Evolution Responds, it does not React
One of the compelling predicaments that Eller discusses with Adam has to do with current data on primates. For example, data from captive primates are excluded from wider studies. In part, the problem is that there is a growing population of captive primates. With more an more primates being born into captivity, there is a concern that adaptation is occurring in many primates. As Eller notes, the pressures to adapt in one environmental setting or another (called selective pressures) will be different. That means looking at the same species of primates requires context. Whether coming from different settings, the wild, scientific laboratories, or zoos, data on primate adaptations will differ.
Similarly, humans use clothing as a tool for adapting to different environments. Down or wool coats would seem out of place at Miami beach just as scuba gear would not be an appropriate choice for reaching base camp at Mount Everest even though each of these clothing options reflects different human adaptations.
One of the most captivating aspects of Eller’s conversation was her genuine passion for public outreach. For Eller, it is an ongoing struggle to help get the public to see evolution in a different light.

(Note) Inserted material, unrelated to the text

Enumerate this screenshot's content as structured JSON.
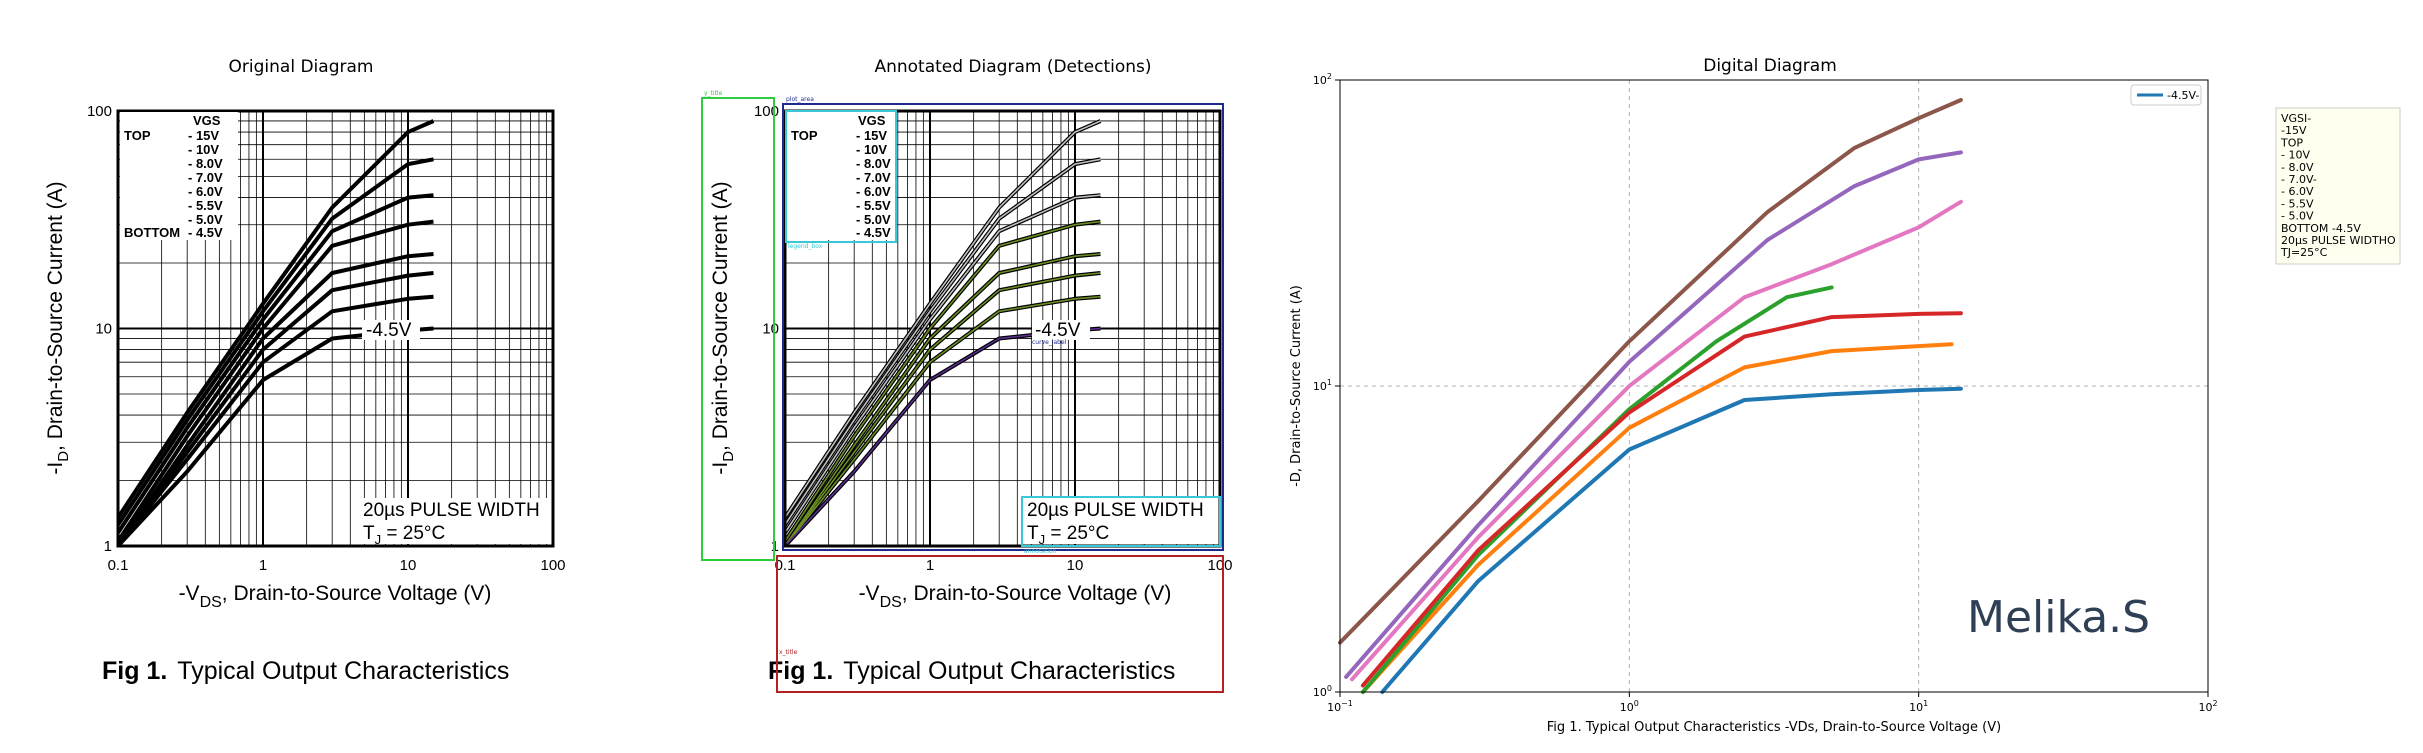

Too often she sees a perspective of humans being the masters of the planet, rather than one group of participants within it. However, combating this perspective (among others) requires outreach and engagement. For Eller, this begins with engaging kids. “Kids haven’t had all of the primate educated out of them,” she says. They are more open to experience awe and be captivated out of curiosity when seeing examples not only of our evolutionary past but the present as well.